Measuring the catalase activity levels
In order to measure the activity of the CAT (catalase enzyme), the CAT ZellBio GmbH (Ulm Deutschland) kit was used. This kit determines the amount of catalase activity in biological samples at a sensitivity of 0.5 U/mL. One catalase activity unites the amount of mass which catalyzes the decomposition of 1 μmol of H2O2 into water and O2 over a period of one minute. Final catalase activity was determined using a calorimeter at 405 nm [27].

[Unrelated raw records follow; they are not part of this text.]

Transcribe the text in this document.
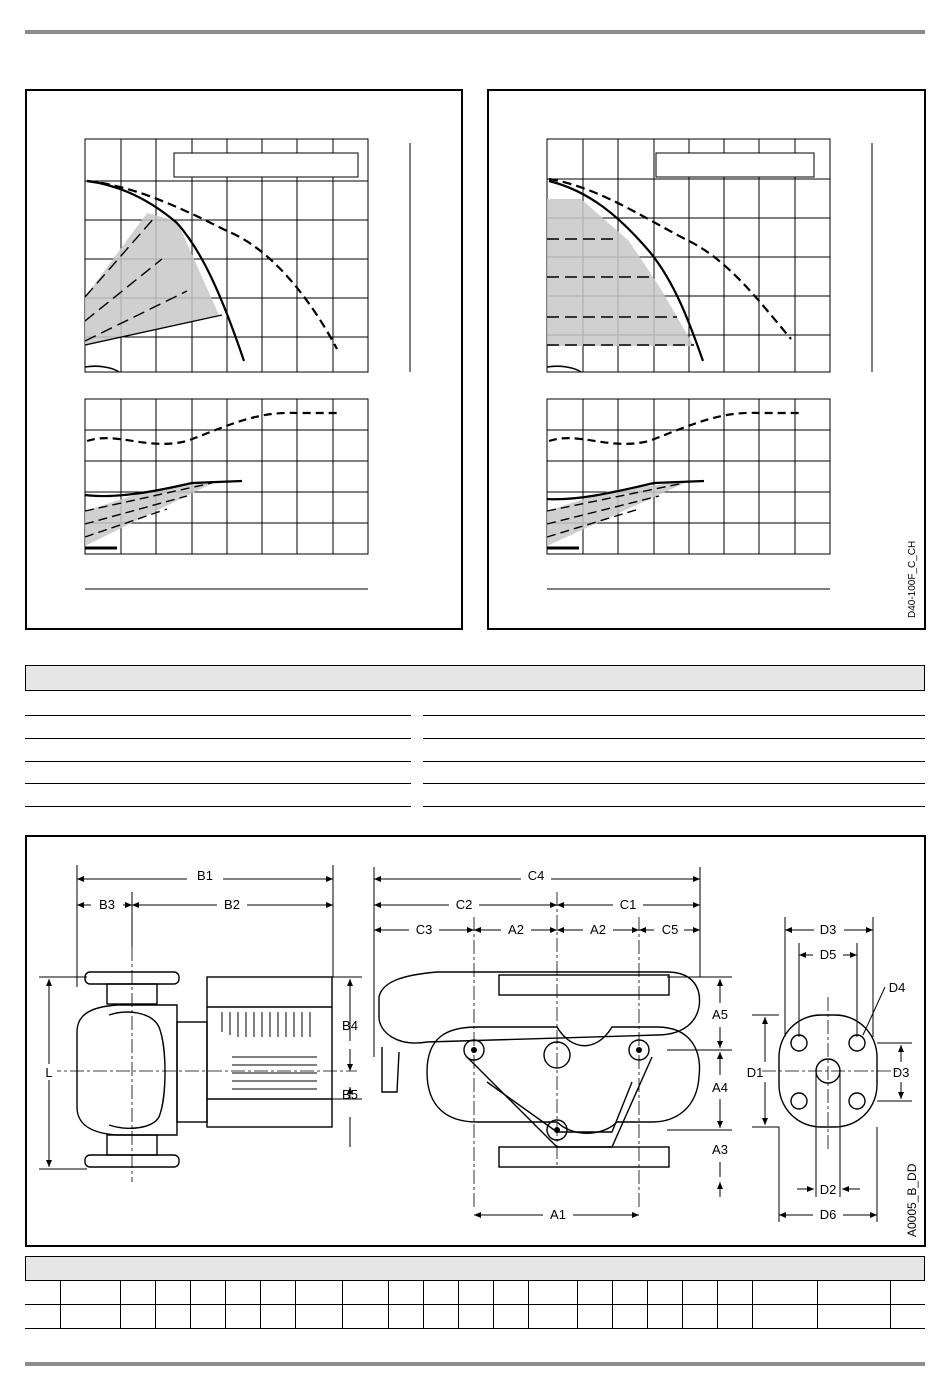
D40-100F_C_CH
B1
B3	B2
L
B4
B5
C4
C2	C1
C3	A2	A2	C5
A5
A4
A3
A1
D3
D5
D4
D1	D3
D2
D6	A0005_B_DD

Measuring biochemical markers
In order to measure biochemical parameters including alkaline phosphatase (ALP), alanine transaminase (ALT), aspartate transaminase (AST), high density lipid (HDL), low density lipid (LDL), triglyceride (TG), total bilirubin, glucose, albumin and creatinine; standard kits and an auto analyzer system (Mindray BS-200®, China and Pars Azmun®, Tehran, Iran) were used [28, 29].
Assessment of depression, anxiety and stress
To assess the state of depression, anxiety and stress the short form of the Depression Anxiety Stress Scales (DASS-21) was used[30, 31].The DASS-21 questionnaire consists of 21 questions; each of the questions was assessed on a 4 points Likert-type scale including 0 (never), 1 (sometimes), 2 (often) and 3 (almost always). In this questionnaire, the participants indicate their response about each of the symptoms during the previous week. Each of the depression, anxiety, and stress scales consists of seven questions out of twenty-one. In order to complete the questionnaires, all individuals were interviewed face to face and every question was read for them. Because the DASS-21 questionnaire is the short form of the main DASS-42 questionnaire, the final score of each subscale (which is from 0 to 21), should be doubled and the final score of each subscale is reported from 0 to 42.

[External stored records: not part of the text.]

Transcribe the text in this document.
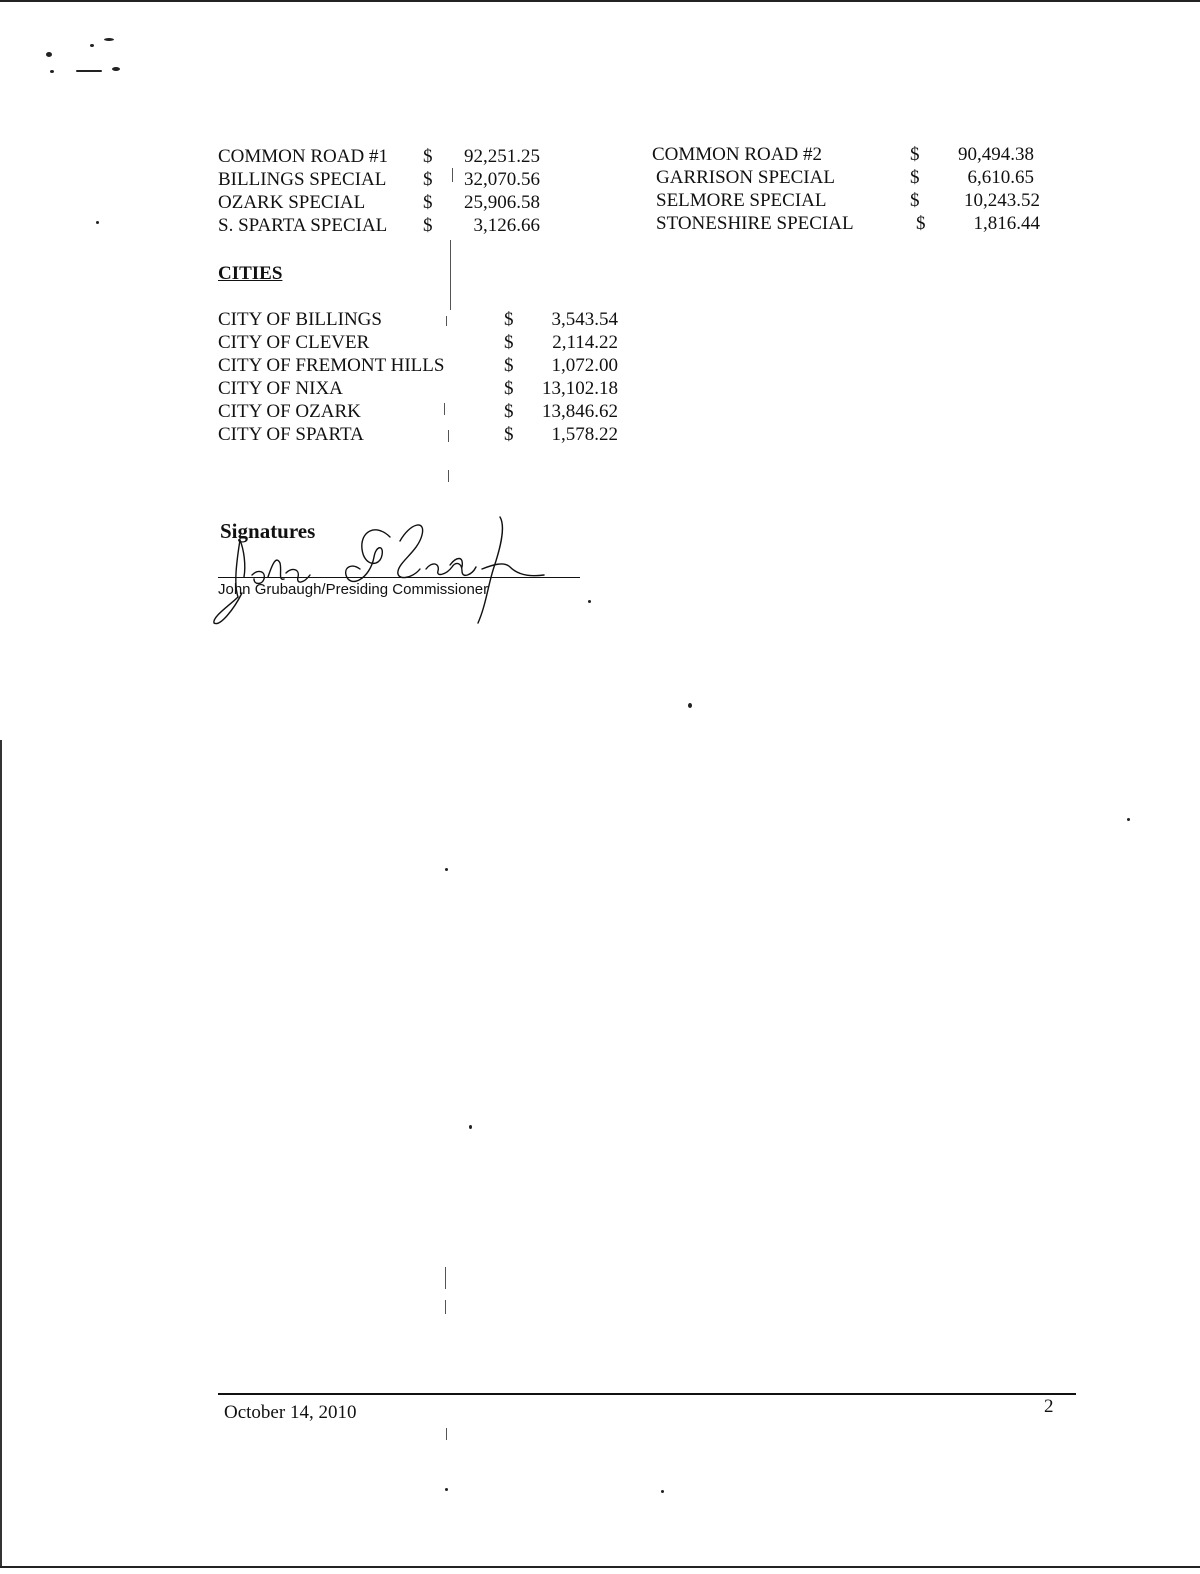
COMMON ROAD #1 $	92,251.25
BILLINGS SPECIAL $	32,070.56
OZARK SPECIAL	$	25,906.58
S. SPARTA SPECIAL $	3,126.66
COMMON ROAD #2	$	90,494.38
GARRISON SPECIAL	$	6,610.65
SELMORE SPECIAL	$	10,243.52
STONESHIRE SPECIAL	$	1,816.44
CITIES
CITY OF BILLINGS	$	3,543.54
CITY OF CLEVER	$	2,114.22
CITY OF FREMONT HILLS	$	1,072.00
CITY OF NIXA	$	13,102.18
CITY OF OZARK	$	13,846.62
CITY OF SPARTA	$	1,578.22
Signatures
John Grubaugh/Presiding Commissioner
October 14, 2010	2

The psychometric properties of the Persian version of DASS-21 has been reported in Iran by Sahebi et al. and the Cronbach’s alphas were 0.7, 0.67, and 0.49 for depression, anxiety, and stress respectively[32].
The workers were almost similar in terms of economic class and received a similar meal in the factory.
Statistical analysis
The sample size was estimated using the mean difference and standard deviations of biochemical parameters, reported in Al Salhen’s study[33]. In Al Salhen’s study the mean difference between biochemical parameters was high, and the calculated samples sizes were all under 10. Nevertheless, in this study 80 people were enrolled in two groups.

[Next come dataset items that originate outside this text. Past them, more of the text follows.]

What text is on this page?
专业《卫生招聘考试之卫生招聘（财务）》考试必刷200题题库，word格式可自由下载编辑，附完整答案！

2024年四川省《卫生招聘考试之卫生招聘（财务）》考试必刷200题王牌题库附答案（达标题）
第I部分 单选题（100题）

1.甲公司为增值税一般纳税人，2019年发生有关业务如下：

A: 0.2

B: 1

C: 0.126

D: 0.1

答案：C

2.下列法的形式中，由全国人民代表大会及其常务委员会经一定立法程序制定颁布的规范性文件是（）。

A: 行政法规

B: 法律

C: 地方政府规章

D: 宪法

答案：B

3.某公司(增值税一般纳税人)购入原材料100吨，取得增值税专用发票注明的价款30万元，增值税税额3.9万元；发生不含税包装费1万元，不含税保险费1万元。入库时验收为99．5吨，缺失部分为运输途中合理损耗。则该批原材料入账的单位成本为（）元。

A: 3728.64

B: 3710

Data normality was tested using the Kolmogorov-Smirnov test. Descriptive statistics was used to summarize the quantitative variables, and for qualitative variables, the frequency was reported. One sample t-tests were used to compare the noise level pressure, ambient silica and cement dust levels with their permissible threshold. In order to compare the mean difference of oxidative stress biomarkers, biochemical parameters, depression, anxiety, stress/tension, noise, cement dust and silica dust between the two groups, independent t-tests and Mann-Whitney U tests were used, for normal and skewed data respectively. Chi-square was used to compare qualitative variables between the two groups.
Pearson correlation coefficients were used to assess the relation between cement dust, silica and noise exposure with oxidative stress and biochemical markers. The significance level was set at 0.05 for all of tests. Statistical analysis was performed by SPSS 22.